Okay, okay. I’m being a bit brash. Don’t get me wrong. I’m completely for urban agriculture. I’m also for a production system that is not entirely composed of large scale farms. Consumers should have a choice, sure, and should be given the opportunity to help in food production wherever possible. But, the second I see “movement” in the description of an activity/event, I am skeptical. Have the people involved really done their research? Or are their desires to be involved based solely on their emotions? Are they thinking as individuals, or as a flock?
Regardless, identifying problems is the easy part. It’s coming up with solutions that can be dreadfully difficult. But, I have a proposal. A compromise, really.

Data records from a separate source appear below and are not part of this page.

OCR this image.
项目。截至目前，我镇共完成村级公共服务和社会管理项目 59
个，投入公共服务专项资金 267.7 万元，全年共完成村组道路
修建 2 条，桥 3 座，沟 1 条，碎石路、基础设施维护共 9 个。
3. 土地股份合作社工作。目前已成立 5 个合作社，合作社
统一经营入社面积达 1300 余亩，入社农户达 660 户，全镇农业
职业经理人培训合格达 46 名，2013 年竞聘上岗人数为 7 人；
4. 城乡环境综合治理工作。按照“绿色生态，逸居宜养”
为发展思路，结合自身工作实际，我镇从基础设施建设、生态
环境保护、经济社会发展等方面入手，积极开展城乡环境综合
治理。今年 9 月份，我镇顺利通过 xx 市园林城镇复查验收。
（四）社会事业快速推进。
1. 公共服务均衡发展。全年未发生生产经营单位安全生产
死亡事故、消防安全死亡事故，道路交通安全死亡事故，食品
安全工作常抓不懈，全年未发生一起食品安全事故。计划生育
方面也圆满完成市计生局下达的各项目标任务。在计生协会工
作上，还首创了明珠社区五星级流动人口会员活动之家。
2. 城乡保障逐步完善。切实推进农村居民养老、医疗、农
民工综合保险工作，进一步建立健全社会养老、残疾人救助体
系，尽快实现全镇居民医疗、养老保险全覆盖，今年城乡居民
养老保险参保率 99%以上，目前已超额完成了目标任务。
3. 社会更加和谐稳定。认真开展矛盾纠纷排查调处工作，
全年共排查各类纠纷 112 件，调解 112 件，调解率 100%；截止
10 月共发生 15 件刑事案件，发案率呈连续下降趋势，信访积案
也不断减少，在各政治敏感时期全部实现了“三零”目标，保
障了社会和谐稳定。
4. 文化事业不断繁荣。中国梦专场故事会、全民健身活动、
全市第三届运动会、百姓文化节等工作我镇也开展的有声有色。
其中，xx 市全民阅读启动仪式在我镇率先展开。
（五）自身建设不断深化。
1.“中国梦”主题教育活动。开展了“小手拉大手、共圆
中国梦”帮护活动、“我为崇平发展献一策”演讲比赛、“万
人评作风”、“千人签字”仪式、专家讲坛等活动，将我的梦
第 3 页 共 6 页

If city councils decide to allow urban chicken farming, perhaps they should also institute mandatory licensing? Owners of dogs and cats are required to have a license for their animals, no? Perhaps anyone deciding to partake in urban agriculture should have some form of credential. In the case of raising chickens, we could set up a mandatory three-day course on biosecurity, noise bylaws, manure management, safe food handling and how to butcher/clean/cook chickens. The course would be fun, hands-on and provide interested individuals with networking and knowledge-transfer opportunities. Those who don’t pass the course, will not be licensed to farm chickens within city limits. Those who do, can proudly hang a weather-proof copy of the certificate on their fence with a full understanding of the work that goes into maintaining a backyard coop.
If you’re going to invest in chickens, don’t be one.